Overstay 57 Hari, Warga Negara Malaysia Dideportasi dari Indonesia
Pontianak (Suara Kalbar) – Seorang warga negara Malaysia berinisial VN dideportasi ke negara asalnya setelah terbukti melanggar izin tinggal di Indonesia. Perempuan tersebut diketahui telah melebihi masa izin tinggal atau overstay selama 57 hari.
Kepala Seksi Intelijen dan Penindakan Keimigrasian Kelas I TPI Pontianak, Yuris Wibowo Susanto, mengatakan pelanggaran itu terungkap saat petugas melakukan pemeriksaan keimigrasian di Tempat Pemeriksaan Imigrasi (TPI) Bandara Supadio pada Jum’at (9/1/2026) lalu.
“Yang bersangkutan diketahui telah melebihi izin tinggal selama 57 hari dan saat itu akan melakukan penerbangan rute Surabaya–Supadio–Kuching,” kata Yuris pada Rabu (14/1/2026).
Dari hasil pemeriksaan, lanjut Yuris, VN datang ke Indonesia dengan tujuan mengurus pemberkasan pernikahan dengan calon pasangannya di Surabaya.

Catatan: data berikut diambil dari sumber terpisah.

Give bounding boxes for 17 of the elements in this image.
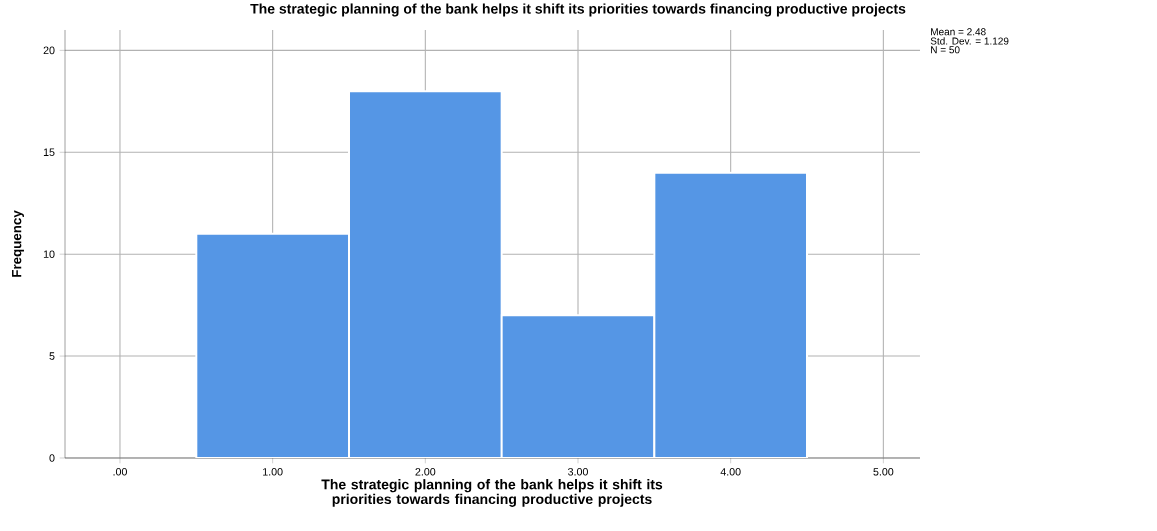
text: Std. Dev. = 1.129 [930,37,1009,45]
x-tick-label: 5.00 [873,468,894,476]
chart-title: The strategic planning of the bank helps it shift its priorities towards financing productive projects [250,3,906,17]
x-tick-label: 4.00 [720,468,741,476]
text: N = 50 [931,46,960,54]
y-tick-label: 20 [43,46,55,55]
y-axis-title: Frequency [12,210,24,277]
x-tick-label: .00 [113,468,127,476]
x-tick-label: 2.00 [415,468,436,476]
x-tick-label: 1.00 [263,468,283,476]
y-tick-label: 5 [49,352,55,360]
y-tick-label: 0 [49,454,55,462]
y-tick-label: 15 [43,148,55,156]
y-tick-label: 10 [43,250,55,258]
x-axis-title: The strategic planning of the bank helps it shift its priorities towards financing productive projects [321,479,663,507]
x-tick-label: 3.00 [568,468,588,476]
text: Mean = 2.48 [931,28,986,36]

Namun, masa izin tinggal yang diberikan telah berakhir dan tidak diperpanjang sesuai ketentuan. Atas pelanggaran tersebut, VN dikenakan sanksi berdasarkan Pasal 78 Ayat 1 dan Ayat 2 Undang-Undang Nomor 6 Tahun 2011 tentang Keimigrasian, yang mewajibkan pembayaran denda sebesar Rp1 juta per hari keterlambatan.

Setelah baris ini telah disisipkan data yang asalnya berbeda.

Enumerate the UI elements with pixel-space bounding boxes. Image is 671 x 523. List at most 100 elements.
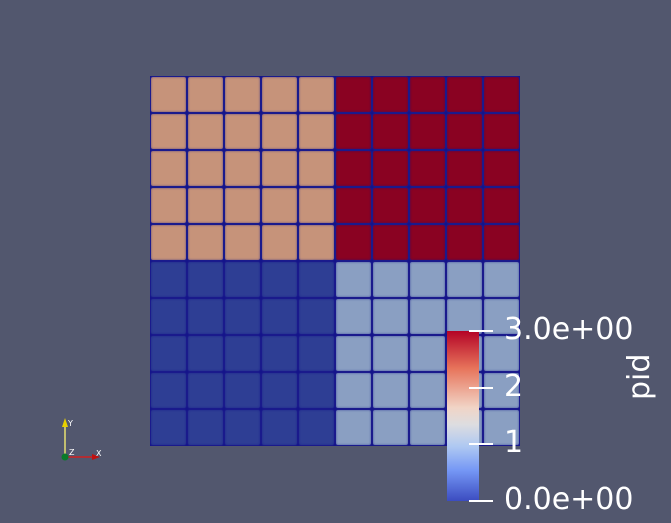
mesh-cell [261, 76, 298, 113]
mesh-cell [409, 224, 446, 261]
mesh-cell [409, 261, 446, 298]
mesh-cell [298, 335, 335, 372]
mesh-cell [298, 409, 335, 446]
mesh-cell [224, 261, 261, 298]
y-axis-arrow-icon [62, 418, 68, 427]
mesh-cell [372, 372, 409, 409]
mesh-cell [224, 113, 261, 150]
mesh-cell [335, 187, 372, 224]
mesh-cell [150, 372, 187, 409]
mesh-cell [409, 187, 446, 224]
mesh-cell [187, 76, 224, 113]
mesh-cell [372, 409, 409, 446]
mesh-cell [446, 261, 483, 298]
mesh-cell [261, 113, 298, 150]
mesh-cell [372, 224, 409, 261]
mesh-cell [261, 335, 298, 372]
mesh-cell [372, 113, 409, 150]
mesh-cell [224, 372, 261, 409]
mesh-cell [335, 372, 372, 409]
color-legend-tick [469, 500, 493, 502]
mesh-cell [224, 187, 261, 224]
mesh-cell [372, 335, 409, 372]
mesh-cell [187, 261, 224, 298]
x-axis-arrow-icon [92, 454, 100, 460]
mesh-render[interactable] [150, 76, 520, 446]
mesh-cell [335, 150, 372, 187]
mesh-cell [150, 224, 187, 261]
mesh-cell [335, 261, 372, 298]
mesh-cell [150, 298, 187, 335]
mesh-cell [483, 372, 520, 409]
color-legend-label: 0.0e+00 [504, 482, 634, 517]
mesh-cell [187, 409, 224, 446]
mesh-cell [483, 113, 520, 150]
color-legend-bar [447, 331, 479, 501]
mesh-cell [298, 150, 335, 187]
mesh-cell [409, 150, 446, 187]
mesh-cell [483, 76, 520, 113]
mesh-cell [483, 224, 520, 261]
mesh-cell [261, 372, 298, 409]
y-axis-label: Y [67, 419, 73, 428]
mesh-cell [150, 150, 187, 187]
mesh-cell [187, 224, 224, 261]
mesh-cell [261, 187, 298, 224]
mesh-cell [483, 187, 520, 224]
mesh-cell [298, 113, 335, 150]
color-legend-label: 2 [504, 368, 524, 404]
mesh-cell [298, 76, 335, 113]
mesh-cell [446, 298, 483, 335]
mesh-cell [483, 261, 520, 298]
mesh-cell [150, 335, 187, 372]
mesh-cell [298, 224, 335, 261]
mesh-cell [483, 409, 520, 446]
mesh-cell [224, 298, 261, 335]
mesh-cell [409, 335, 446, 372]
mesh-cell [409, 372, 446, 409]
mesh-cell [150, 409, 187, 446]
orientation-axes: Y X Z [61, 418, 102, 461]
mesh-cell [409, 76, 446, 113]
mesh-cell [224, 150, 261, 187]
mesh-cell [224, 76, 261, 113]
mesh-cell [261, 150, 298, 187]
mesh-cell [409, 113, 446, 150]
mesh-cell [372, 298, 409, 335]
color-legend-title: pid [622, 353, 657, 400]
mesh-cell [446, 224, 483, 261]
mesh-cell [261, 261, 298, 298]
mesh-cell [150, 113, 187, 150]
mesh-cell [372, 150, 409, 187]
mesh-cell [224, 335, 261, 372]
mesh-cell [187, 113, 224, 150]
mesh-cell [150, 76, 187, 113]
mesh-cell [150, 187, 187, 224]
mesh-cell [224, 409, 261, 446]
mesh-cell [446, 113, 483, 150]
mesh-cell [187, 298, 224, 335]
mesh-cell [150, 261, 187, 298]
mesh-cell [335, 224, 372, 261]
mesh-cell [335, 409, 372, 446]
mesh-cell [335, 113, 372, 150]
color-legend-label: 3.0e+00 [504, 312, 634, 347]
mesh-cell [298, 298, 335, 335]
mesh-cell [187, 372, 224, 409]
mesh-cell [372, 261, 409, 298]
mesh-cell [224, 224, 261, 261]
mesh-cell [409, 298, 446, 335]
mesh-cell [187, 150, 224, 187]
mesh-cell [483, 150, 520, 187]
mesh-cell [335, 76, 372, 113]
color-legend-label: 1 [504, 425, 524, 461]
mesh-cell [298, 372, 335, 409]
mesh-cell [446, 76, 483, 113]
z-axis-label: Z [69, 448, 75, 457]
mesh-cell [261, 298, 298, 335]
mesh-cell [261, 409, 298, 446]
mesh-cell [446, 150, 483, 187]
mesh-cell [187, 335, 224, 372]
mesh-cell [372, 76, 409, 113]
mesh-cell [483, 335, 520, 372]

“Menurut aturan yang berlaku, Total denda yang seharusnya dibayarkan sebesar Rp.57.000.000,- (Lima Puluh juta Rupiah), karena yang bersangkutan tidak mampu membayar, maka dikenakan Pasal 78 Ayat 2 berupa pendeportasian dan penangkalan selama lima tahun,” tambahnya.

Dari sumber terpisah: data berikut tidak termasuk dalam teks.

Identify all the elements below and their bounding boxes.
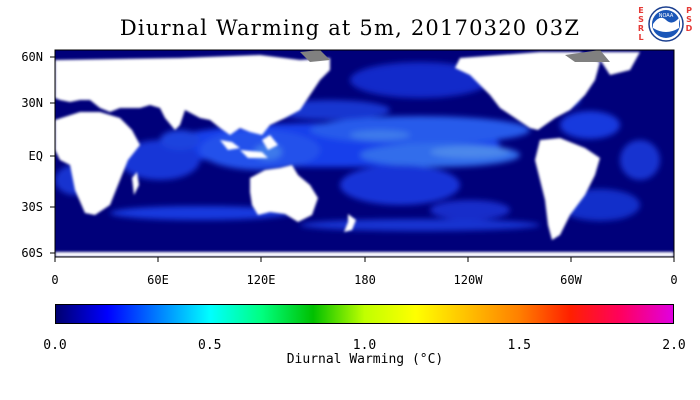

Yuris kemudian menjelaskan bahwa, terhadap kejadian tersebut, yang bersangkutan masih dapat mengajukan permohonan penghapusan tangkal langsung ke Direktorat Jenderal Imigrasi dengan mekanisme Penerimaan Negara Bukan Pajak (PNBP) sesuai ketentuan yang berlaku.
“Kami mengharapkan masyarakat segera melapor apabila mengetahui adanya warga negara asing yang melebihi izin tinggal, baik melalui website, layanan WhatsApp, maupun langsung ke Seksi Intelijen dan Penindakan Keimigrasian,” tegasnya.
Dikatakanya lagi bahwa, hal ini merupakan salah satu bentuk upaya dalam pengawasan Imigrasi Kelas I TPI Pontianak, dan pihaknya akan terus berkoordinasi dengan berbagai pemangku kepentingan melalui patroli siber, pengawasan lapangan, serta kegiatan Tim Pengawasan Orang Asing (Timpora) yang melibatkan unsur pemerintah daerah dan pusat.
“Ini merupakan suatu bentuk Komitmen kami dalam memastikan setiap warga negara asing yang berada di Indonesia sesuai dengan izin dan tujuan tinggalnya demi menjaga kedaulatan dan ketertiban negara,” tutupnya.